Machine Vision using Diffractive Spectral Encoding.

Machine vision systems mostly rely on lens-based optical imaging architectures that relay the spatial information of objects onto high pixel-count opto-electronic sensor arrays, followed by digital processing of this information. Here, we demonstrate an optical machine vision system that uses trainable matter in the form of diffractive layers to transform and encode the spatial information of objects into the power spectrum of the diffracted light, which is used to perform optical classification of objects with a single-pixel spectroscopic detector. Using a time-domain spectroscopy setup with a plasmonic nanoantenna-based detector, we experimentally validated this framework at terahertz spectrum to optically classify the images of handwritten digits by detecting the spectral power of the diffracted light at ten distinct wavelengths, each representing one class/digit.

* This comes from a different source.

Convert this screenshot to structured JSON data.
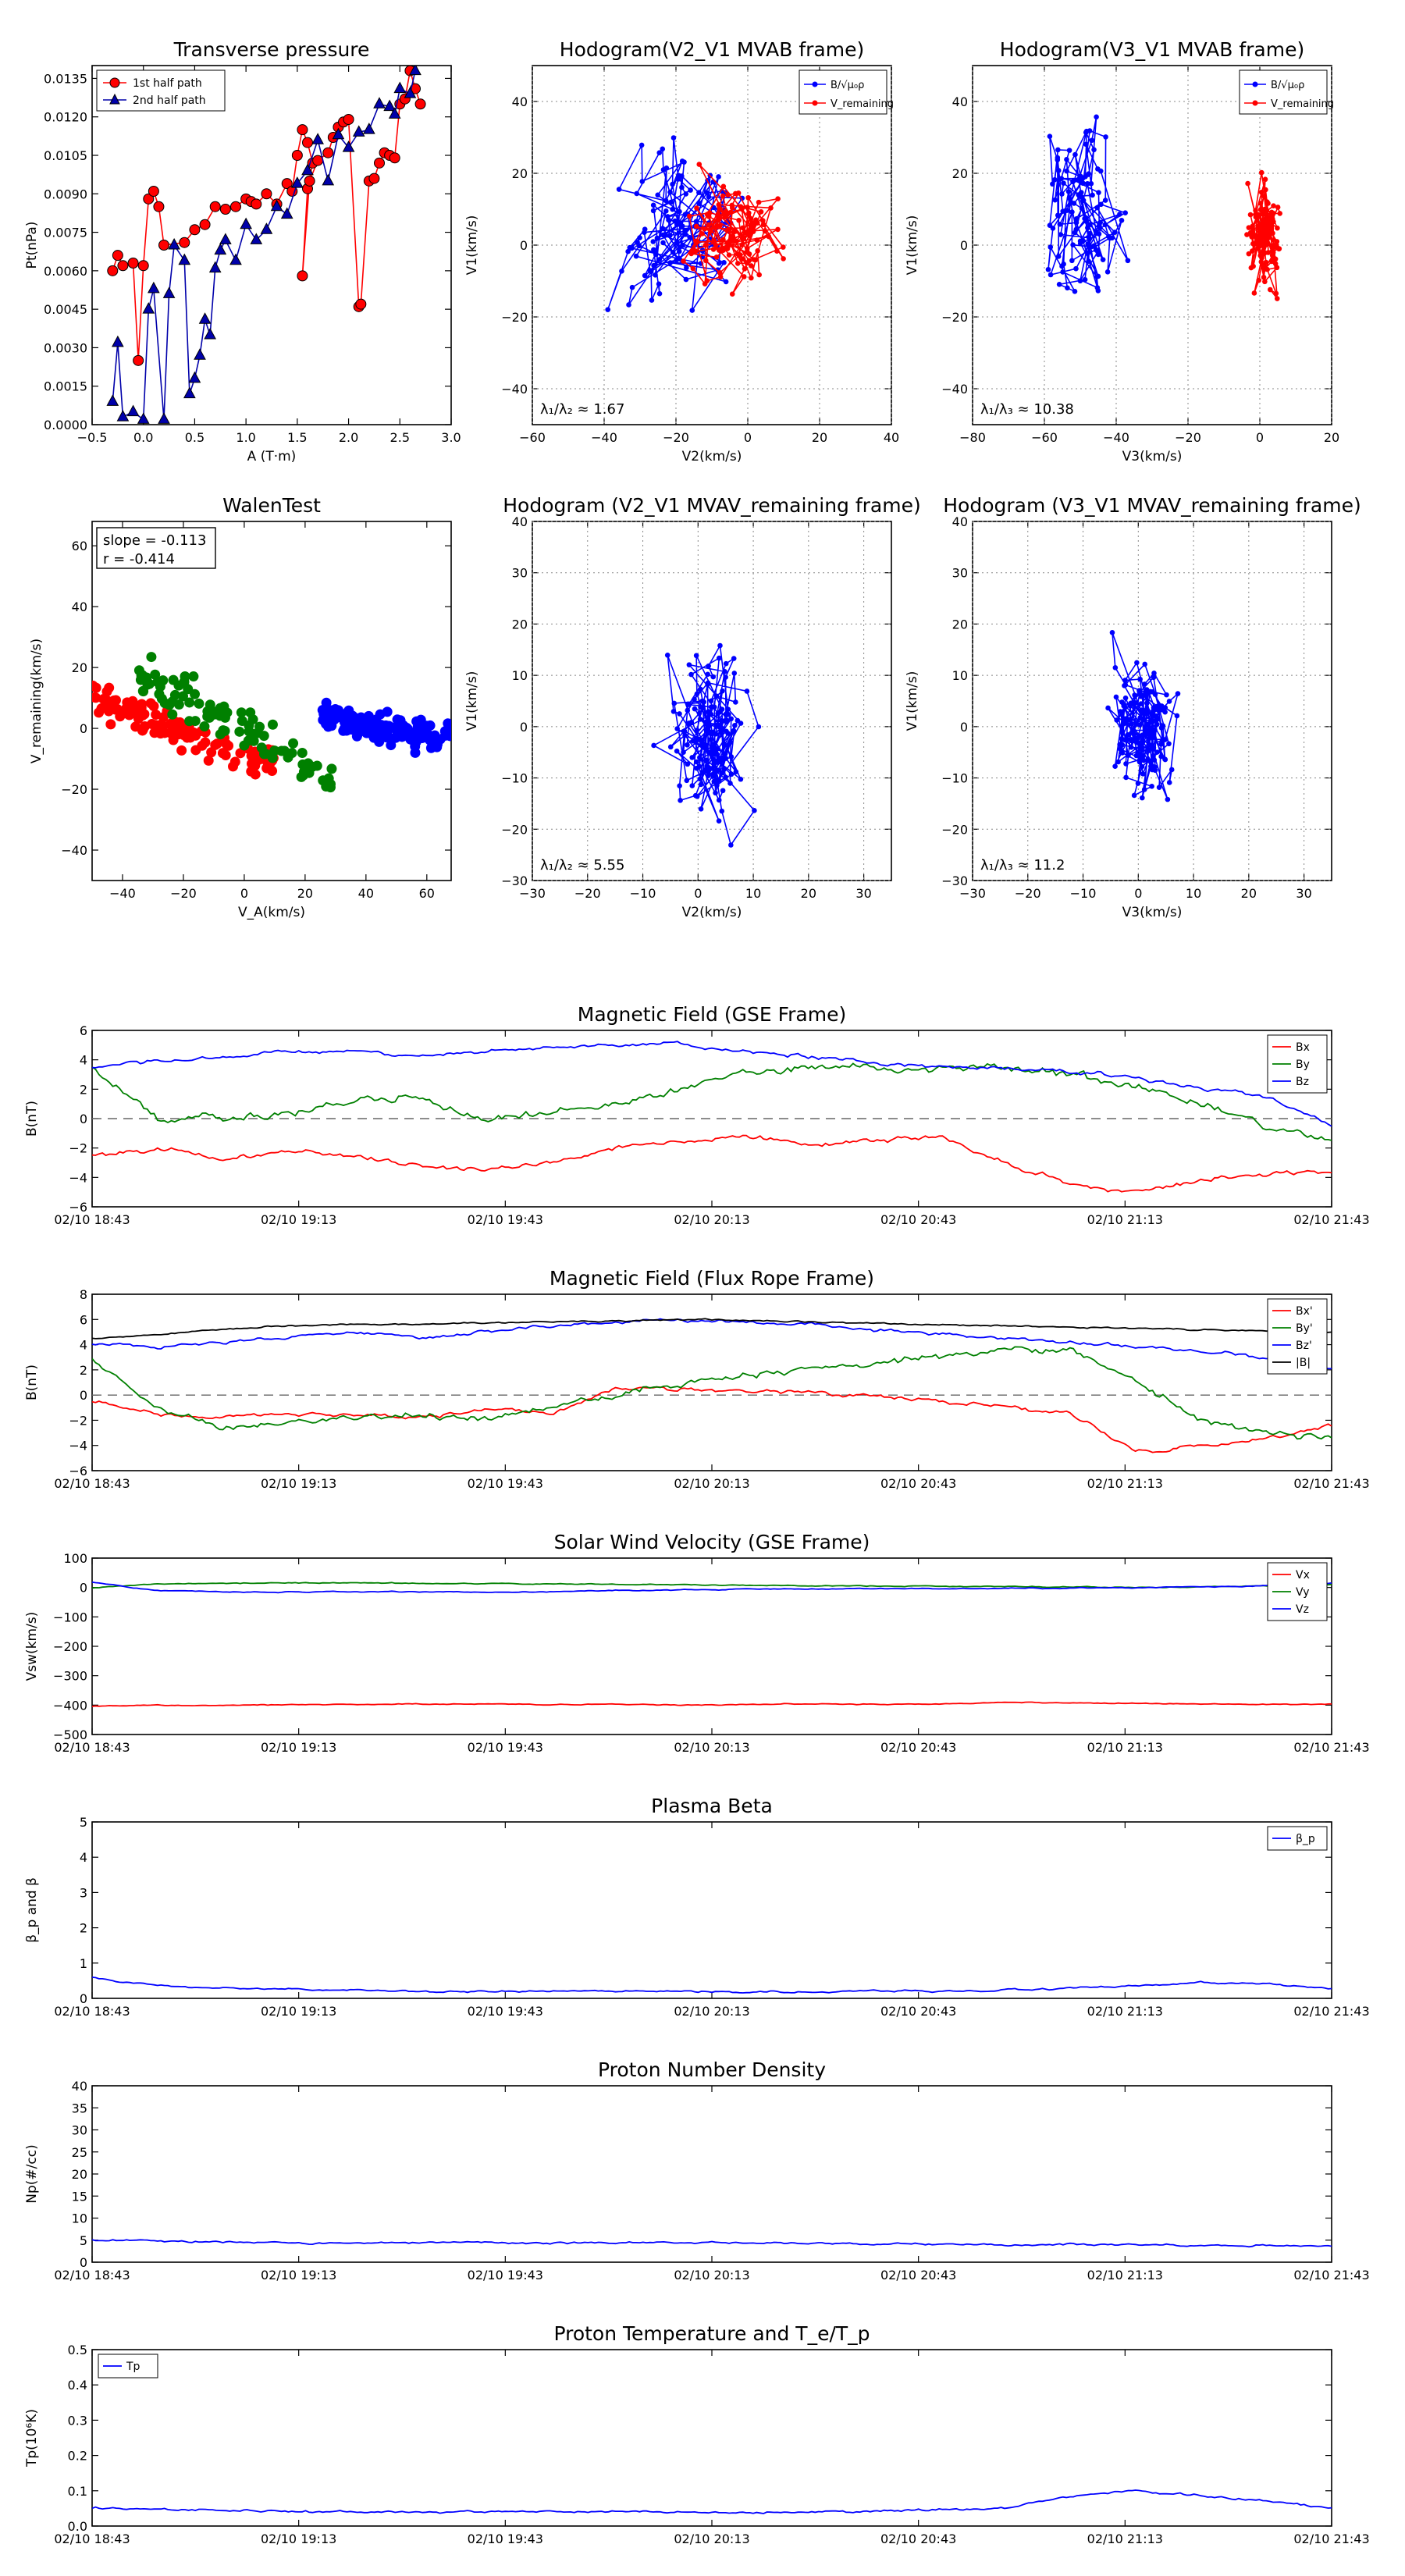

We also report the coupling of this spectral encoding achieved through a diffractive optical network with a shallow electronic neural network, separately trained to reconstruct the images of handwritten digits based on solely the spectral information encoded in these ten distinct wavelengths within the diffracted light. These reconstructed images demonstrate task-specific image decompression and can also be cycled back as new inputs to the same diffractive network to improve its optical object classification. This unique framework merges the power of deep learning with the spatial and spectral processing capabilities of trainable matter, and can also be extended to other spectral-domain measurement systems to enable new 3D imaging and sensing modalities integrated with spectrally encoded classification tasks performed through diffractive networks.